Washington originally planned to install Chalabi to run occupied Iraq and recently considered turning control of the interim government over to him. But last week U.S. troops and Iraqi police raided his home and office looking for evidence of wrongdoing.
If the war and occupation belong to anyone, it is Ahmed Chalabi. He left Iraq in 1957 and became a leading Iraqi exile voice as head of the INC, which received some $40 million from Washington over the years.
He forged close ties with a number of influential American neoconservatives. The Pentagon relied on Chalabi for intelligence before the war and flew him, plus 700 retainers, into Iraq after the fall of Baghdad.
Chalabi only ended up as one of 25 members of the Iraqi Governing Council. Nevertheless, he accumulated a host of important positions for himself and his allies, even though he had no political constituency and was widely distrusted by Iraqis. Power would come only at the point of an American gun or in alliance with influential domestic interests. The former was his original modus operandi. But after falling out with the Coalition Provisional Authority’s Paul Bremer, Chalabi began pursuing the second path.
Although he described himself as “America’s best friend in Iraq,” he devoted increasing attention to leading Shiites, including militant cleric Moktada al-Sadr, whose followers are now in open revolt against the U.S. Chalabi pushed to increase the role of Islam in the draft constitution.
Chalabi has been a regular in Iran. Newsweek reported that some U.S. officials believe he has turned sensitive information over to Tehran, material that could “get people killed,” according to one source.
Another claim, cited by Newsday, is that the INC reflected Iranian disinformation back at Washington “to provoke the United States into getting rid of Saddam Hussein.”
Even if Chalabi did not stretch cooperation to include espionage, he put his interest before that of the United States. In early April when the Marines surrounded Fallujah and al-Sadr’s militia seized control of several cities, Chalabi said nothing. He finally opined that the United States should stay out.
Chalabi renewed his criticism of U.S. military operations in mid-May. When Bremer decided to reverse de-Baathification, Chalabi denounced the move as akin to “allowing Nazis” into the post-World War II German government.
After Iraq’s liberation, the INC gained control of Saddam’s files, leading to charges that the organization blackmailed those with influence to deploy and contracts to give.
Money also fueled Chalabi’s ambitions. Whitley Bruner, a CIA agent who worked with him in the early 1990s, notes that Chalabi always had “to spend money to gain loyalty — to rent loyalty.” Washington’s contributions to the INC ran to $4 million annually. More recently, Iraq became his bank.
Columnist Arnaud de Borchgrave writes that Chalabi has “a say in which companies get the nod for some of the $18.4 billion earmarked for reconstruction.” And, adds de Borchgrave, a generous commission is reportedly required.
Moreover, Sabah Nouri, chosen by Chalabi to be the Finance Ministry’s top anti-corruption official, was recently arrested for financial improprieties.
So far, Chalabi’s culpability amid the miasma of allegations remains unclear. Incontrovertible, however, is the fact that he helped mislead America into war.
Much of the erroneous “intelligence” pointing to Iraq’s possession of WMD came from INC informants. Chalabi and company also assured Washington that the occupation as well as the war would be a cakewalk.

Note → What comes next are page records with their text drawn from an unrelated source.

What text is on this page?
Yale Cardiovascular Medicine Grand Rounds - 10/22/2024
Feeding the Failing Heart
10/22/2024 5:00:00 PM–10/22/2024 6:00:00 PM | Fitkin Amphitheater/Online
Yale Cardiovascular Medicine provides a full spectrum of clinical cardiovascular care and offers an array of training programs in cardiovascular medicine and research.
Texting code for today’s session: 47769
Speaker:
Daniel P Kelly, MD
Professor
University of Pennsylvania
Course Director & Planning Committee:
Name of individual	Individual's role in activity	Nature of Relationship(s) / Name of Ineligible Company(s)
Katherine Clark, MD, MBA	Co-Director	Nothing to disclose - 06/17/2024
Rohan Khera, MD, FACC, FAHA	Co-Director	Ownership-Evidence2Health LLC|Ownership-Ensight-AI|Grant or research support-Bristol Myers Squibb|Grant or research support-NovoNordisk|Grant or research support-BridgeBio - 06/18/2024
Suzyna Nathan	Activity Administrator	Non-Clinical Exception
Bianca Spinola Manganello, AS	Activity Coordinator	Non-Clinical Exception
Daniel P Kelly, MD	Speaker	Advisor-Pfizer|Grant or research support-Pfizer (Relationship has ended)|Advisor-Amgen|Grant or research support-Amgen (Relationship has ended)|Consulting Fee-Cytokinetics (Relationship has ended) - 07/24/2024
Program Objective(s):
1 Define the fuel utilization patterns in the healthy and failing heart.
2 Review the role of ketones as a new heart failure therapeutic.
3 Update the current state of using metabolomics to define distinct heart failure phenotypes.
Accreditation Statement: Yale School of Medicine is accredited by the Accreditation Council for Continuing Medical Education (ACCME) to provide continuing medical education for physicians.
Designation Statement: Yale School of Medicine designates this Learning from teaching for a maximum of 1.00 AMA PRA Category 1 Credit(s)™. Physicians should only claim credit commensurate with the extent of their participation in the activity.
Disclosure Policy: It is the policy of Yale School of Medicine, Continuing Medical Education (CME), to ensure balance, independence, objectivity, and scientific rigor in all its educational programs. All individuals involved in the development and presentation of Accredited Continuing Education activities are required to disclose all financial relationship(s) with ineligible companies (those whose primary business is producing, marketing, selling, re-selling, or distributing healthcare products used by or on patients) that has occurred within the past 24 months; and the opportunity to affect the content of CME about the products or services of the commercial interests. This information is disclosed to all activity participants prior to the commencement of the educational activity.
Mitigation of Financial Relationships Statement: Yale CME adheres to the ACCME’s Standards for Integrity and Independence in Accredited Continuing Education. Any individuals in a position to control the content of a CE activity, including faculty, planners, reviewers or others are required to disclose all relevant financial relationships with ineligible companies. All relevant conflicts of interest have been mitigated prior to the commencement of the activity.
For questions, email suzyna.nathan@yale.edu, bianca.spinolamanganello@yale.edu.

Entifadh Qanbar, the INC’s Director of Communications, denounces “a sustained smear campaign” against his organization, and after the coalition raid Chalabi blamed the CIA.
However, in February Chalabi essentially admitted that he had misled the Bush administration. In an interview with Britain’s Daily Telegraph, he declared, “We are heroes in error. As far as we’re concerned we’ve been entirely successful.” Never mind the truth. “What was said before is not important.”
Actually, it is. Washington was continuing to pay the INC $340,000 a month for “intelligence collection.”
Yet, notes Ken Pollack, a former CIA employee who backed the war, “Chalabi had a track record. We knew that this guy was not telling us the truth, the whole truth, and nothing but the truth.”
Finally, in mid-May the administration cut off the INC, after spending years relying on someone who the government now suspects of being a corrupt Iranian spy.
Ahmed Chalabi symbolizes administration policy in Iraq gone awry. His lies have cost America and its coalition partners money, prestige and lives.